30. If you encounter an error at any point during the downgrade, restore your RedNAND backup from emuNAND_formatted.bin using OTPHelper through the Homebrew Menu on SysNAND. Afterwards, you can retry the downgrade on RedNAND, restoring from backup whenever it fails until it goes through successfully. This downgrade process can take many many tries in some situations, just keep trying until it works
31. RedNAND will be bricked by the downgrade on New 3DS (not on Old 3DS), but you will no longer be able to get into it on either since no current CFW can boot a 2.1.0 RedNAND (a black screen when you try to load RedNAND is normal)
32. Reboot into SysNAND, then get into the Homebrew Launcher through the entrypoint of your choice
33. Open OTPHelper
34. Select "One Click Setup" and confirm (you do not need to do an extra backup if asked, but you should make sure that you have copied the backup you made earlier to your computer as you will need it later). This can take a while.
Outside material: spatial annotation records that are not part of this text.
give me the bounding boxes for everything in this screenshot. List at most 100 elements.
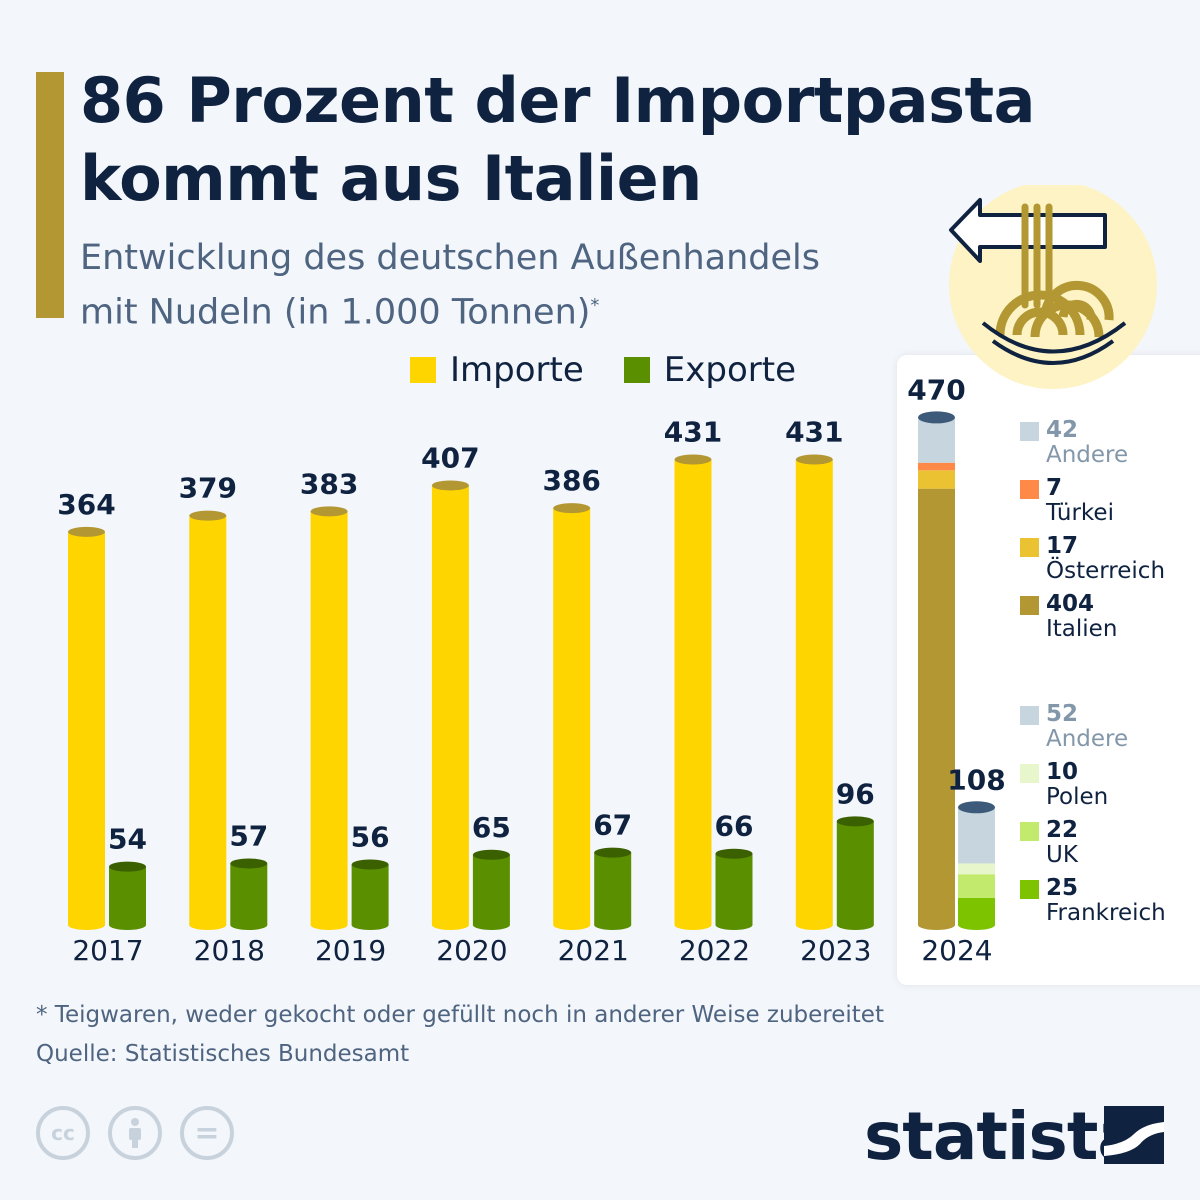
import-stack-2024-segment-italien (918, 488, 955, 925)
attribution-icon[interactable] (108, 1106, 162, 1160)
import-value-2018: 379 (179, 472, 237, 505)
statista-logo-mark (1104, 1106, 1164, 1164)
export-bar-2023-cap (836, 816, 874, 827)
export-value-2019: 56 (351, 821, 390, 854)
value: 404 (1046, 591, 1095, 617)
import-value-2019: 383 (300, 467, 358, 500)
export-stack-2024-total: 108 (947, 763, 1005, 796)
import-value-2023: 431 (785, 416, 843, 449)
export-stack-2024-segment-andere (958, 807, 995, 864)
export-bar-2019-base (351, 920, 389, 930)
import-bar-2018-base (189, 920, 227, 930)
export-value-2017: 54 (108, 823, 147, 856)
swatch (1020, 422, 1039, 441)
import-bar-2020 (431, 485, 469, 925)
swatch (1020, 822, 1039, 841)
export-bar-2020-cap (472, 849, 510, 860)
swatch (1020, 596, 1039, 615)
export-bar-2017-cap (109, 861, 146, 872)
exports-swatch (623, 357, 650, 383)
label: Polen (1046, 784, 1109, 810)
export-bar-2020-base (472, 920, 510, 930)
value: 25 (1046, 875, 1079, 901)
export-bar-2020 (472, 854, 510, 925)
statista-logo[interactable]: statista (864, 1098, 1142, 1175)
import-stack-2024-segment-türkei (918, 462, 955, 471)
export-stack-2024-segment-frankreich (958, 898, 995, 925)
cc-icon[interactable]: cc (36, 1106, 90, 1160)
export-bar-2021-cap (594, 847, 632, 858)
pasta-import-icon (949, 185, 1157, 389)
import-bar-2019-base (310, 920, 348, 930)
import-bar-2018 (189, 515, 227, 925)
export-stack-2024-segment-polen (958, 863, 995, 875)
import-bar-2022 (674, 459, 712, 925)
export-value-2023: 96 (836, 777, 875, 810)
footnote: * Teigwaren, weder gekocht oder gefüllt … (36, 1002, 884, 1028)
label: Andere (1046, 442, 1129, 468)
import-bar-2023 (795, 459, 833, 925)
value: 22 (1046, 817, 1079, 843)
import-value-2020: 407 (421, 441, 479, 474)
subtitle: Entwicklung des deutschen Außenhandels mi… (80, 238, 820, 333)
no-derivatives-icon[interactable]: = (180, 1106, 234, 1160)
import-bar-2017 (68, 531, 105, 925)
legend-imports-label: Importe (450, 350, 584, 390)
import-stack-2024-segment-andere (918, 417, 955, 463)
export-bar-2022-cap (715, 848, 753, 859)
export-bar-2018-cap (230, 858, 268, 869)
export-bar-2018 (230, 863, 268, 925)
year-label-2017: 2017 (72, 934, 143, 967)
export-bar-2017 (109, 866, 146, 925)
value: 7 (1046, 475, 1063, 501)
source: Quelle: Statistisches Bundesamt (36, 1041, 410, 1067)
value: 52 (1046, 701, 1079, 727)
export-value-2021: 67 (593, 809, 632, 842)
import-bar-2019 (310, 511, 348, 925)
accent-bar (36, 72, 64, 318)
export-bar-2023-base (836, 920, 874, 930)
year-label-2023: 2023 (800, 934, 871, 967)
swatch (1020, 538, 1039, 557)
year-label-2018: 2018 (194, 934, 265, 967)
import-bar-2017-base (68, 920, 105, 930)
year-label-2024: 2024 (921, 934, 992, 967)
export-value-2018: 57 (229, 819, 268, 852)
legend-exports: Exporte (623, 350, 796, 390)
import-bar-2018-cap (189, 510, 227, 521)
export-bar-2022-base (715, 920, 753, 930)
value: 17 (1046, 533, 1079, 559)
import-bar-2022-base (674, 920, 712, 930)
export-bar-2019 (351, 864, 389, 925)
import-stack-2024-total: 470 (907, 373, 965, 406)
year-label-2019: 2019 (315, 934, 386, 967)
export-value-2020: 65 (472, 811, 511, 844)
swatch (1020, 480, 1039, 499)
export-bar-2017-base (109, 920, 146, 930)
import-stack-2024-cap (918, 411, 955, 424)
label: Andere (1046, 726, 1129, 752)
import-bar-2022-cap (674, 454, 712, 465)
year-label-2020: 2020 (436, 934, 507, 967)
label: Frankreich (1046, 900, 1166, 926)
export-value-2022: 66 (715, 810, 754, 843)
value: 42 (1046, 417, 1079, 443)
export-bar-2023 (836, 821, 874, 925)
import-bar-2020-base (431, 920, 469, 930)
label: UK (1046, 842, 1078, 868)
import-bar-2023-base (795, 920, 833, 930)
export-bar-2022 (715, 853, 753, 925)
label: Türkei (1046, 500, 1114, 526)
export-bar-2018-base (230, 920, 268, 930)
label: Italien (1046, 616, 1118, 642)
import-bar-2021 (553, 508, 591, 925)
page-title: 86 Prozent der Importpasta kommt aus Ital… (80, 64, 1036, 215)
export-bar-2021-base (594, 920, 632, 930)
export-bar-2019-cap (351, 859, 389, 870)
year-label-2021: 2021 (558, 934, 629, 967)
import-bar-2017-cap (68, 526, 105, 537)
year-label-2022: 2022 (679, 934, 750, 967)
import-bar-2021-base (553, 920, 591, 930)
swatch (1020, 880, 1039, 899)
    (If this fails or gives you an error do NOT continue or you may BRICK; you should follow this troubleshooting guide)
35. Cross your fingers
36. Reboot
37. If you get a black screen, boot with the SD card removed then reinsert when you see the home menu. If this fails, follow this troubleshooting guide

(On 2DS at 2.1.0, the screen being stretched is normal)

There have been multiple reports of bricks caused by leaving a 2.1.0 New 3DS in sleep mode for long periods of time. Because of this, you should avoid leaving the device in sleep mode and could complete Part V without delay (this strictly applies to devices left in sleep mode for long periods of time, not devices that are being used).